Norman became chairman of the Conservative party in 1985 and was in his element as the party’s attack dog, taking on Labour in the TV studios. His sometimes aggressive style led to the satirical TV show Spitting Image portraying him as a leather-jacketed bovver boy. Rather than resenting the attack, he revelled in it. The former pilot knew that you’re only taking flak if you’re over the target.
Tebbit ran the 1987 general election campaign which delivered Thatcher a majority of 102 MPs. However, the campaign led to tensions between him and Lord Young, who had also been appointed to advise on the campaign. It was after this that he decided to retire from government. As a result, Thatcher lost one of her most devoted supporters. When Geoffrey Howe resigned from the government in 1990, I was by then political secretary to the Prime Minister and helped to persuade her to ask Norman to return to the front bench. However, after agonising, he did not feel he could do so and still give his wife the care she needed.
So, although Norman survived the bombing, he, his wife and the country were all victims of the IRA. If he had returned to government in 1990, he may well have prevented the slow loss of confidence in the Prime Minister among MPs which led to her downfall. And when she did eventually stand down, if he had chosen to, he would have been a frontrunner to succeed her. I believe he would have been a great prime minister: resolute, radical, honest, unafraid.
He did not, because he had resolved to put his family first, and that decision – his loyalty to his wife, and his principles – only reinforces my belief that he would have made an outstanding prime minister. In his example there is a lasting legacy for my party, and our country.
Cheers for Mr Tebbit
The late Norman Tebbit happened to be a director of The Spectator when in 1990 he made his instantly notorious ‘cricket test’ remarks: to the effect that if a British subject cheered for say, India, in a cricket match against England (the Indian team, as now, was then playing a Test series here), he could not be considered a loyal subject or properly assimilated into the British way of life.

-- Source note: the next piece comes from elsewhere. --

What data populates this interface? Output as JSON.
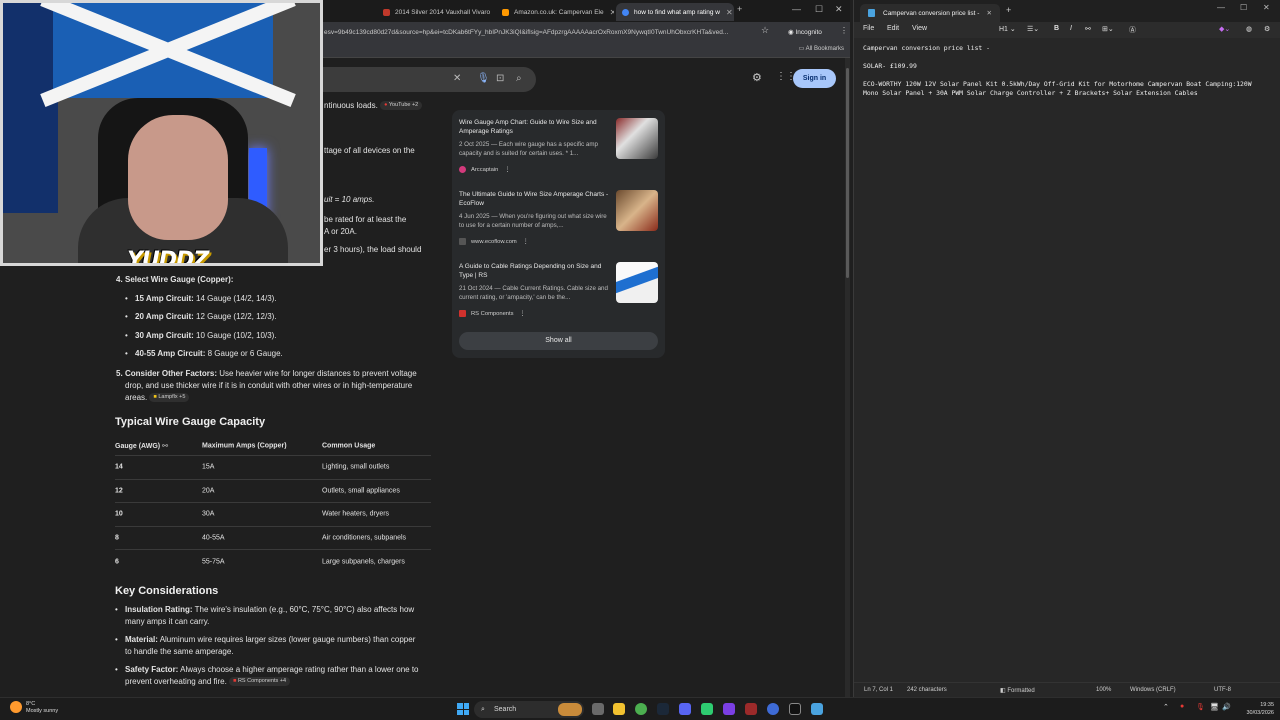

We immediately published a leading article – ‘No cheers for Mr Tebbit’– which was as complimentary about his remarks as the headline suggests, and it included the observation: ‘Mr Tebbit is in danger of confusing Yobbo chauvinism with citizenship.’ At the next board meeting, Tebbit, looking straight at me (the responsible editor) with apparent menace, said: ‘Mr Chairman, I wish to address the matter of the recent leading article “No cheers for Mr Tebbit”.’ After a measured pause, he then declared it was a tribute to the editorial independence of The Spectator that its editor felt free to ‘traduce one of its directors’, and that this independence was part of the reason for the magazine’s great success.
I took it as an act of admirable principle; but it was also a measure of the man, a much more generous-spirited person than his public image.